Under the terms of an economic agreement between the sides signed in 1994, Israel transfers to the Palestinian Authority tens of millions of dollars each month in customs duties levied on goods destined for Palestinian markets that transit through Israeli ports.

The tax revenues make up around two-thirds of the Palestinian Authority's annual budget, excluding foreign aid.

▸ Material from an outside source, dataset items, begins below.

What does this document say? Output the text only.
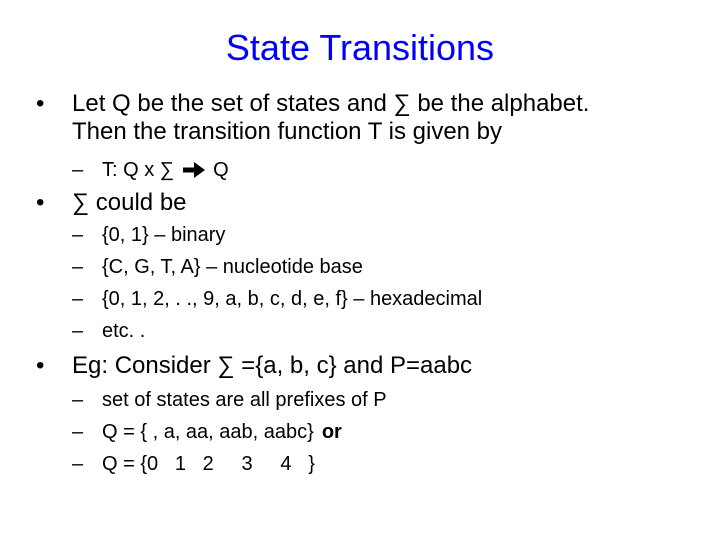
State Transitions
• Let Q be the set of states and ∑ be the alphabet.
Then the transition function T is given by
– T: Q x ∑ Q
• ∑ could be
– {0, 1} – binary
– {C, G, T, A} – nucleotide base
– {0, 1, 2, . ., 9, a, b, c, d, e, f} – hexadecimal
– etc. .
• Eg: Consider ∑ ={a, b, c} and P=aabc
– set of states are all prefixes of P
– Q = { , a, aa, aab, aabc} or
– Q = {0   1   2     3     4   }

Israeli judicial offensive

 
Meanwhile, legal proceedings at courts in the United States and elsewhere are being weighed against Abbas, his Palestinian Authority and other senior officials, Israeli sources said in a statement.
 
The basis of the complaints would be that Abbas's partnership in a consensus government with Hamas makes him complicit in the group's rocket attacks from Gaza against civilians in Israel.
 
"In recent days officials in Israel stressed that those who should be wary of legal proceedings are the heads of the PA who cooperate within the unity government with Hamas, a declared terrorist organisation which like the Islamic State carries out war crimes - it fires at civilians from within population centres," the statement said.
 
The sources, who declined to be named, did not detail precisely where or when such proceedings could be launched.
 
The Palestinians' ICC bid is firmly opposed by Israel and the United States.
 
It is part of a shift in strategy for the Palestinians, who are seeking to internationalise their campaign for statehood and move away from the stalled US-led negotiation process.
 
The US has branded the ICC move as "counterproductive" and warned it would only push the sides further apart.
 
UN Secretary General Ban Ki-moon is to review the so-called instruments of accession and notify state members on the request to join the ICC within 60 days.
 
The Palestinian consensus government took office last June, following the reconciliation deal between Hamas and Abbas's Fatah movement, ending seven years of rival administrations in the West Bank and the Gaza Strip.
 
Hamas remains the de facto power in Gaza and fought a bitter summer war with Israel, which took the lives of 73 people on the Israeli side - 6 of whom were civilians - and nearly 2,200 Palestinians, mostly civilians.